# Video released of deputy shooting Ga. man



## kwflatbed (Dec 29, 2004)

The Associated Press

WOODBINE, Ga.- A sheriff's deputy shot and killed a rifle-wielding motorist who led him on a high-speed chase, then pulled over and approached the officer with his gun drawn.

Authorities on Monday released a videotape of the Nov. 15 confrontation along Interstate 95. A sheriff's department spokesman said Tuesday they released the tape to set the record straight and show the deputy had no choice but to shoot the man, Charles Lee Lamb Jr.

The deputy had been conducting a routine traffic stop when a motorist pulled over and said he saw a man in a red pickup truck pointing a rifle at other drivers, said Lt. William Terrell, of the Camden County Sheriff's Department.

Deputy James Gregory Coffel caught up with the truck and pulled it over, Terrell said. Lamb, 47, of Orange Park, Fla., got out but refused to drop the .30-caliber rifle.

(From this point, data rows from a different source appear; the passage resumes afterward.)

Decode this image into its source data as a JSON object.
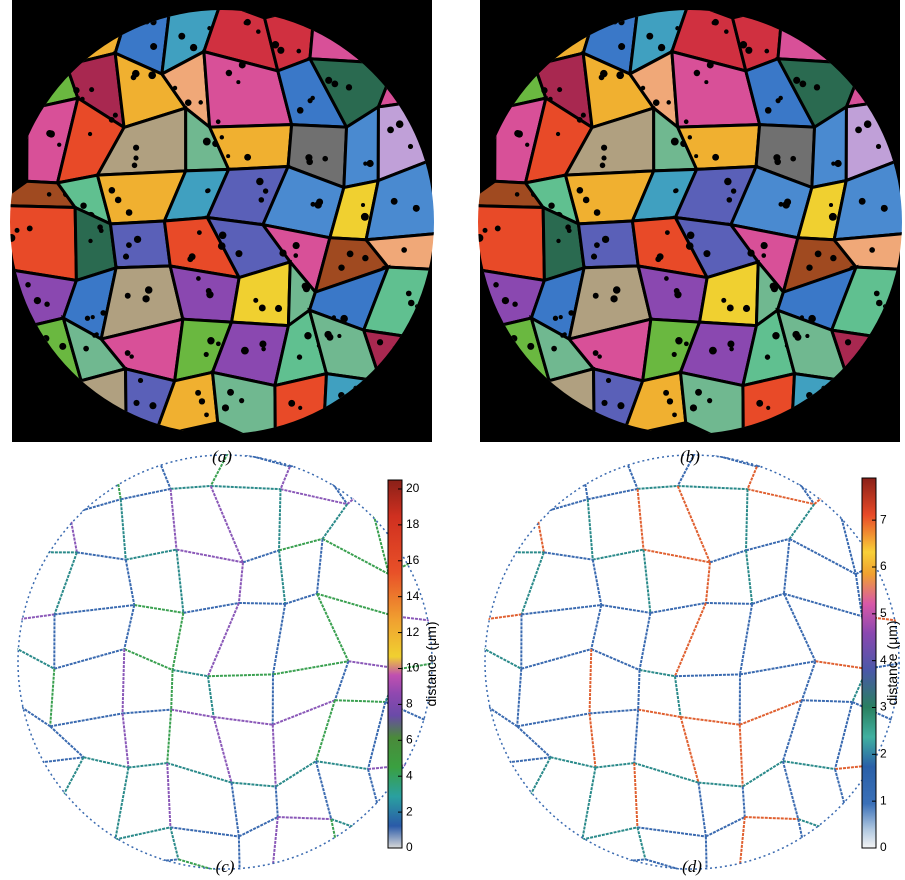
{
  "figure": {
    "panels": [
      {
        "caption": "(a)"
      },
      {
        "caption": "(b)"
      },
      {
        "caption": "(c)"
      },
      {
        "caption": "(d)"
      }
    ],
    "colorbars": [
      {
        "label": "distance (μm)",
        "lim": [
          0,
          20.5
        ],
        "ticks": [
          0,
          2,
          4,
          6,
          8,
          10,
          12,
          14,
          16,
          18,
          20
        ]
      },
      {
        "label": "distance (μm)",
        "lim": [
          0,
          7.9
        ],
        "ticks": [
          0,
          1,
          2,
          3,
          4,
          5,
          6,
          7
        ]
      }
    ]
  }
}
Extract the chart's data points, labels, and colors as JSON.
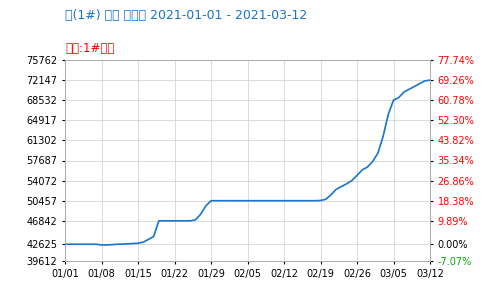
{
  "title1": "锑(1#) 华东 市场价 2021-01-01 - 2021-03-12",
  "title2": "品名:1#锑锭",
  "title1_color": "#1874CD",
  "title2_color": "#FF0000",
  "line_color": "#1874CD",
  "line_width": 1.2,
  "background_color": "#FFFFFF",
  "plot_bg_color": "#FFFFFF",
  "grid_color": "#CCCCCC",
  "left_yticks": [
    39612,
    42625,
    46842,
    50457,
    54072,
    57687,
    61302,
    64917,
    68532,
    72147,
    75762
  ],
  "right_yticks_labels": [
    "-7.07%",
    "0.00%",
    "9.89%",
    "18.38%",
    "26.86%",
    "35.34%",
    "43.82%",
    "52.30%",
    "60.78%",
    "69.26%",
    "77.74%"
  ],
  "right_ytick_colors": [
    "#00AA00",
    "#000000",
    "#FF0000",
    "#FF0000",
    "#FF0000",
    "#FF0000",
    "#FF0000",
    "#FF0000",
    "#FF0000",
    "#FF0000",
    "#FF0000"
  ],
  "xtick_labels": [
    "01/01",
    "01/08",
    "01/15",
    "01/22",
    "01/29",
    "02/05",
    "02/12",
    "02/19",
    "02/26",
    "03/05",
    "03/12"
  ],
  "xtick_positions": [
    0,
    7,
    14,
    21,
    28,
    35,
    42,
    49,
    56,
    63,
    70
  ],
  "data_x": [
    0,
    1,
    2,
    3,
    4,
    5,
    6,
    7,
    8,
    9,
    10,
    11,
    12,
    13,
    14,
    15,
    16,
    17,
    18,
    19,
    20,
    21,
    22,
    23,
    24,
    25,
    26,
    27,
    28,
    29,
    30,
    31,
    32,
    33,
    34,
    35,
    36,
    37,
    38,
    39,
    40,
    41,
    42,
    43,
    44,
    45,
    46,
    47,
    48,
    49,
    50,
    51,
    52,
    53,
    54,
    55,
    56,
    57,
    58,
    59,
    60,
    61,
    62,
    63,
    64,
    65,
    66,
    67,
    68,
    69,
    70
  ],
  "data_y": [
    42625,
    42625,
    42625,
    42625,
    42625,
    42625,
    42625,
    42500,
    42500,
    42550,
    42625,
    42650,
    42700,
    42750,
    42800,
    43000,
    43500,
    44000,
    46842,
    46842,
    46842,
    46842,
    46842,
    46842,
    46842,
    47000,
    48000,
    49500,
    50457,
    50457,
    50457,
    50457,
    50457,
    50457,
    50457,
    50457,
    50457,
    50457,
    50457,
    50457,
    50457,
    50457,
    50457,
    50457,
    50457,
    50457,
    50457,
    50457,
    50457,
    50500,
    50700,
    51500,
    52500,
    53000,
    53500,
    54072,
    55000,
    56000,
    56500,
    57500,
    59000,
    62000,
    66000,
    68532,
    69000,
    70000,
    70500,
    71000,
    71500,
    72000,
    72147
  ],
  "ylim_min": 39612,
  "ylim_max": 75762,
  "xlim_min": 0,
  "xlim_max": 70,
  "left_ytick_fontsize": 7,
  "right_ytick_fontsize": 7,
  "xtick_fontsize": 7,
  "title1_fontsize": 9,
  "title2_fontsize": 8.5
}
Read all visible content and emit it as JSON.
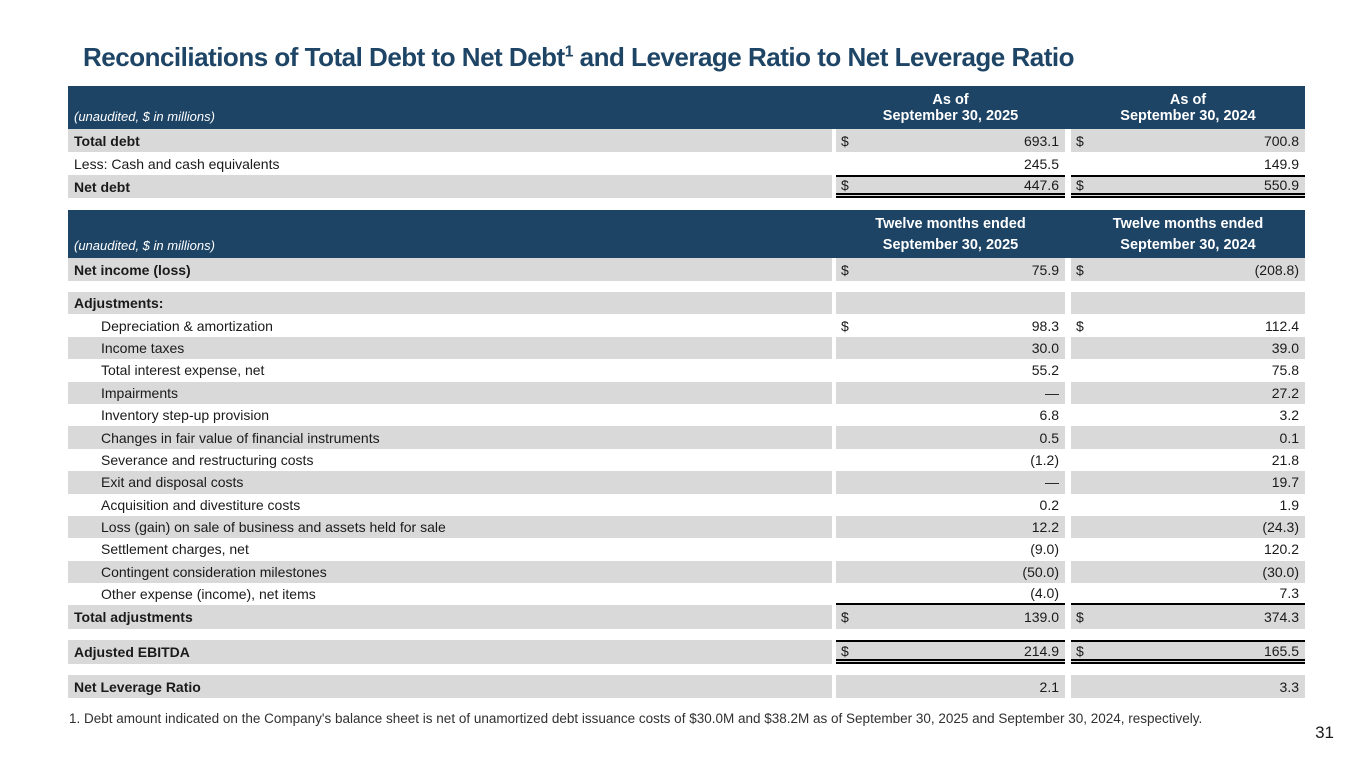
{
  "slide": {
    "title": {
      "pre": "Reconciliations of Total Debt to Net Debt",
      "superscript": "1",
      "post": " and Leverage Ratio to Net Leverage Ratio"
    },
    "footnote": "1. Debt amount indicated on the Company's balance sheet is net of unamortized debt issuance costs of $30.0M and $38.2M as of September 30, 2025 and September 30, 2024, respectively.",
    "page_number": "31"
  },
  "colors": {
    "header_bg": "#1d4365",
    "title_text": "#1e4566",
    "row_shade": "#d9d9d9"
  },
  "debt_table": {
    "unaudited_label": "(unaudited, $ in millions)",
    "columns": [
      {
        "line1": "As of",
        "line2": "September 30, 2025"
      },
      {
        "line1": "As of",
        "line2": "September 30, 2024"
      }
    ],
    "rows": [
      {
        "label": "Total debt",
        "d1": "$",
        "v1": "693.1",
        "d2": "$",
        "v2": "700.8"
      },
      {
        "label": "Less: Cash and cash equivalents",
        "d1": "",
        "v1": "245.5",
        "d2": "",
        "v2": "149.9"
      },
      {
        "label": "Net debt",
        "d1": "$",
        "v1": "447.6",
        "d2": "$",
        "v2": "550.9"
      }
    ]
  },
  "ebitda_table": {
    "unaudited_label": "(unaudited, $ in millions)",
    "columns": [
      {
        "line1": "Twelve months ended",
        "line2": "September 30, 2025"
      },
      {
        "line1": "Twelve months ended",
        "line2": "September 30, 2024"
      }
    ],
    "rows": [
      {
        "label": "Net income (loss)",
        "d1": "$",
        "v1": "75.9",
        "d2": "$",
        "v2": "(208.8)"
      },
      {
        "label": "Adjustments:",
        "d1": "",
        "v1": "",
        "d2": "",
        "v2": ""
      },
      {
        "label": "Depreciation & amortization",
        "d1": "$",
        "v1": "98.3",
        "d2": "$",
        "v2": "112.4"
      },
      {
        "label": "Income taxes",
        "d1": "",
        "v1": "30.0",
        "d2": "",
        "v2": "39.0"
      },
      {
        "label": "Total interest expense, net",
        "d1": "",
        "v1": "55.2",
        "d2": "",
        "v2": "75.8"
      },
      {
        "label": "Impairments",
        "d1": "",
        "v1": "—",
        "d2": "",
        "v2": "27.2"
      },
      {
        "label": "Inventory step-up provision",
        "d1": "",
        "v1": "6.8",
        "d2": "",
        "v2": "3.2"
      },
      {
        "label": "Changes in fair value of financial instruments",
        "d1": "",
        "v1": "0.5",
        "d2": "",
        "v2": "0.1"
      },
      {
        "label": "Severance and restructuring costs",
        "d1": "",
        "v1": "(1.2)",
        "d2": "",
        "v2": "21.8"
      },
      {
        "label": "Exit and disposal costs",
        "d1": "",
        "v1": "—",
        "d2": "",
        "v2": "19.7"
      },
      {
        "label": "Acquisition and divestiture costs",
        "d1": "",
        "v1": "0.2",
        "d2": "",
        "v2": "1.9"
      },
      {
        "label": "Loss (gain) on sale of business and assets held for sale",
        "d1": "",
        "v1": "12.2",
        "d2": "",
        "v2": "(24.3)"
      },
      {
        "label": "Settlement charges, net",
        "d1": "",
        "v1": "(9.0)",
        "d2": "",
        "v2": "120.2"
      },
      {
        "label": "Contingent consideration milestones",
        "d1": "",
        "v1": "(50.0)",
        "d2": "",
        "v2": "(30.0)"
      },
      {
        "label": "Other expense (income), net items",
        "d1": "",
        "v1": "(4.0)",
        "d2": "",
        "v2": "7.3"
      },
      {
        "label": "Total adjustments",
        "d1": "$",
        "v1": "139.0",
        "d2": "$",
        "v2": "374.3"
      },
      {
        "label": "Adjusted EBITDA",
        "d1": "$",
        "v1": "214.9",
        "d2": "$",
        "v2": "165.5"
      },
      {
        "label": "Net Leverage Ratio",
        "d1": "",
        "v1": "2.1",
        "d2": "",
        "v2": "3.3"
      }
    ]
  }
}
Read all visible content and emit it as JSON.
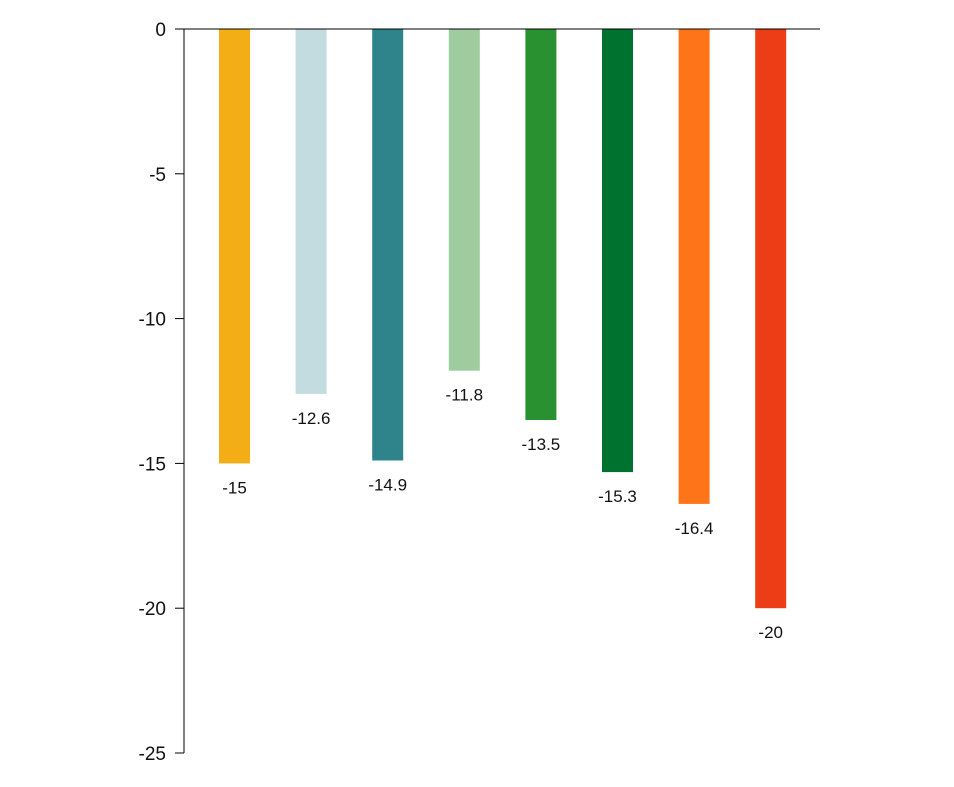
{
  "chart_data": {
    "type": "bar",
    "title": "",
    "xlabel": "",
    "ylabel": "",
    "ylim": [
      -25,
      0
    ],
    "y_ticks": [
      0,
      -5,
      -10,
      -15,
      -20,
      -25
    ],
    "y_tick_labels": [
      "0",
      "-5",
      "-10",
      "-15",
      "-20",
      "-25"
    ],
    "grid": false,
    "legend": "none",
    "values": [
      -15,
      -12.6,
      -14.9,
      -11.8,
      -13.5,
      -15.3,
      -16.4,
      -20
    ],
    "value_labels": [
      "-15",
      "-12.6",
      "-14.9",
      "-11.8",
      "-13.5",
      "-15.3",
      "-16.4",
      "-20"
    ],
    "colors": [
      "#F2AE14",
      "#C2DCDF",
      "#2F838A",
      "#9ECC9F",
      "#2A9131",
      "#007230",
      "#FD7419",
      "#EC3D16"
    ]
  }
}
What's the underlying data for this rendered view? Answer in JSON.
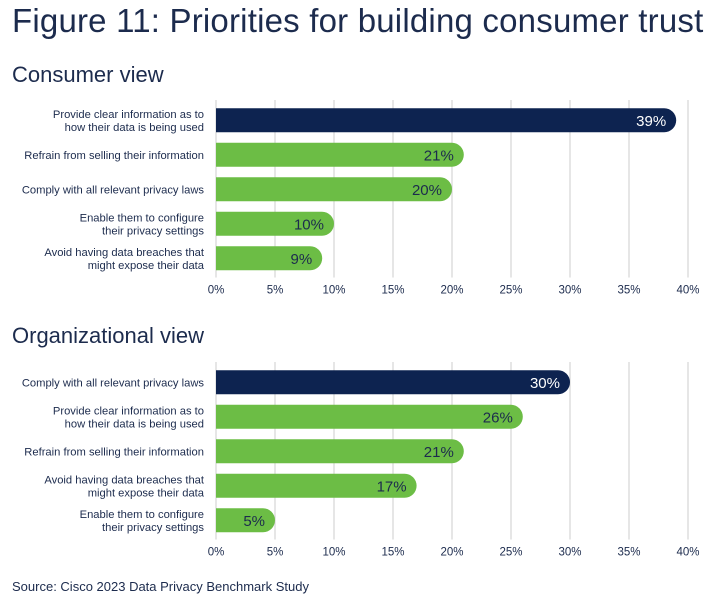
{
  "title": "Figure 11: Priorities for building consumer trust",
  "source": "Source: Cisco 2023 Data Privacy Benchmark Study",
  "colors": {
    "highlight": "#0d2350",
    "bar": "#6cbd45",
    "grid": "#cccccc",
    "text": "#1c2b4d"
  },
  "chart_data": [
    {
      "type": "bar",
      "orientation": "horizontal",
      "title": "Consumer view",
      "categories": [
        "Provide clear information as to\nhow their data is being used",
        "Refrain from selling their information",
        "Comply with all relevant privacy laws",
        "Enable them to configure\ntheir privacy settings",
        "Avoid having data breaches that\nmight expose their data"
      ],
      "values": [
        39,
        21,
        20,
        10,
        9
      ],
      "value_labels": [
        "39%",
        "21%",
        "20%",
        "10%",
        "9%"
      ],
      "highlight_index": 0,
      "xlim": [
        0,
        40
      ],
      "ticks": [
        0,
        5,
        10,
        15,
        20,
        25,
        30,
        35,
        40
      ],
      "tick_labels": [
        "0%",
        "5%",
        "10%",
        "15%",
        "20%",
        "25%",
        "30%",
        "35%",
        "40%"
      ],
      "grid": true
    },
    {
      "type": "bar",
      "orientation": "horizontal",
      "title": "Organizational view",
      "categories": [
        "Comply with all relevant privacy laws",
        "Provide clear information as to\nhow their data is being used",
        "Refrain from selling their information",
        "Avoid having data breaches that\nmight expose their data",
        "Enable them to configure\ntheir privacy settings"
      ],
      "values": [
        30,
        26,
        21,
        17,
        5
      ],
      "value_labels": [
        "30%",
        "26%",
        "21%",
        "17%",
        "5%"
      ],
      "highlight_index": 0,
      "xlim": [
        0,
        40
      ],
      "ticks": [
        0,
        5,
        10,
        15,
        20,
        25,
        30,
        35,
        40
      ],
      "tick_labels": [
        "0%",
        "5%",
        "10%",
        "15%",
        "20%",
        "25%",
        "30%",
        "35%",
        "40%"
      ],
      "grid": true
    }
  ]
}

Lamb fired a shot, then got back into his truck and led the deputy on a high-speed chase.

Lamb then pulled over again, and the videotape from the dashboard camera shows him walking erratically toward the deputy's car with the rifle pointing straight ahead. Lamb moves off camera, and a shot is heard. Terrell said Lamb refused again to drop the weapon, and the deputy shot and killed him.

Coffel, 27, remained on administrative leave Tuesday until an investigation is complete.

Video: http://www.news4jax.com/news4georgia/5376421/detail.html


----------



## mpd61 (Aug 7, 2002)

WOW!!!!

Talk about plenty of chances to put the gun down! YIKES8O


----------